19. The live inventory system according to claim 18, further comprising:

based on the direction determination, determining whether the object is being added to or removed from the refrigerator.

20. The live inventory system according to claim 18, further comprising:

updating a live inventory record associated with the objects within the refrigerator based on the identified object and the determined direction.

21. The live inventory system according to claim 18, further comprising:

on a smart device, displaying information based on the live inventory record.

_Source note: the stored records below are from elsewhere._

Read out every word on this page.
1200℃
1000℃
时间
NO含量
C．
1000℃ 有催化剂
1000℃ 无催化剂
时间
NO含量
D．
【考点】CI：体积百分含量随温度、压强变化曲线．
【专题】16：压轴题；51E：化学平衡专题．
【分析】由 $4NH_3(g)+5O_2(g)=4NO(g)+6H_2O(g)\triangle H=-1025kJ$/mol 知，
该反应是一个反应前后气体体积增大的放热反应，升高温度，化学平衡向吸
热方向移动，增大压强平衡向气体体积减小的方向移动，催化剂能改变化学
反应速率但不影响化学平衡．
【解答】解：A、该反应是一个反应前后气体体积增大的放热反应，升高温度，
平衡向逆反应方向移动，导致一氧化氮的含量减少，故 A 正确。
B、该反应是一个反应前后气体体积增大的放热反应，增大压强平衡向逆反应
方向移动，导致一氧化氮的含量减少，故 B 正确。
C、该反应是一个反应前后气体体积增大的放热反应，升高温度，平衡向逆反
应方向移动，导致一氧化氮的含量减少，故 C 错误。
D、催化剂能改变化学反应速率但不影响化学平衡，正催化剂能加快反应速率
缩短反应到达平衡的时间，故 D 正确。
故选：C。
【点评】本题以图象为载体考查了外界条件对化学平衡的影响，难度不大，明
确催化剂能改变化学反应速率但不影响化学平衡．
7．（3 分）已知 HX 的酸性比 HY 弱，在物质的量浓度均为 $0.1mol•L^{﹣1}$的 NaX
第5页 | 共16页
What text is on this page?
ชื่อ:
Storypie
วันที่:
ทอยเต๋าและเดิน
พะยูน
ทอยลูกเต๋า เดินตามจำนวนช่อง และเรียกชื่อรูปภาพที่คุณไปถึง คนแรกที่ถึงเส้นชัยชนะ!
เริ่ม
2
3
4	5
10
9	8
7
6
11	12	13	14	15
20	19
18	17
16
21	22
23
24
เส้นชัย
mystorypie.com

22. The live inventory system according to claim 18, comprising:

detecting a hand moving through an entrance area of the refrigerator;

determining whether the hand is carrying the object;

determining what direction the hand is moving; and

based on the hand direction determination and the determination as to whether the hand is carrying the object, updating the live inventory record for the refrigerator.

23. The live inventory system according to claim 18, comprising:

detecting a presence of the object within scanning range of a scanner coupled with the refrigerator;

scanning the object using the scanner;

obtaining scanning data from the scanner indicating a characteristic of the object; and

storing characteristic information about the object based on the scanning data.

24. The live inventory system according to claim 23, wherein the scanner is a near infrared (NIR) scanner.

25. The live inventory system according to claim 18, wherein there are two trained ML models, a first model used for tracking objects and a second model used for and identifying objects.

26. The live inventory system according to claim 25, wherein the tracking model resides on local hardware operatively associated with the refrigerator and the identification model resides on a remote cloud based system, the tracking model sorting the sequence of images to determine if the object went in or out of the refrigerator, and then the local hardware sending one or more of the sequence of images to the second model to identify the object.

27. The live inventory system according to claim 26, further comprising:

as a user moves towards the refrigerator, depth cameras triggering rgb cameras to begin capturing the sequence of images, and in parallel, a thread is opened for processing to determine if an object is in hand within the sequence of images, and If the object is going in or out of the refrigerator, the local hardware sends one or more of the sequence of images to the remote cloud based system for identification of the object, and

once identified, updating a live inventory record associated with the objects within the refrigerator.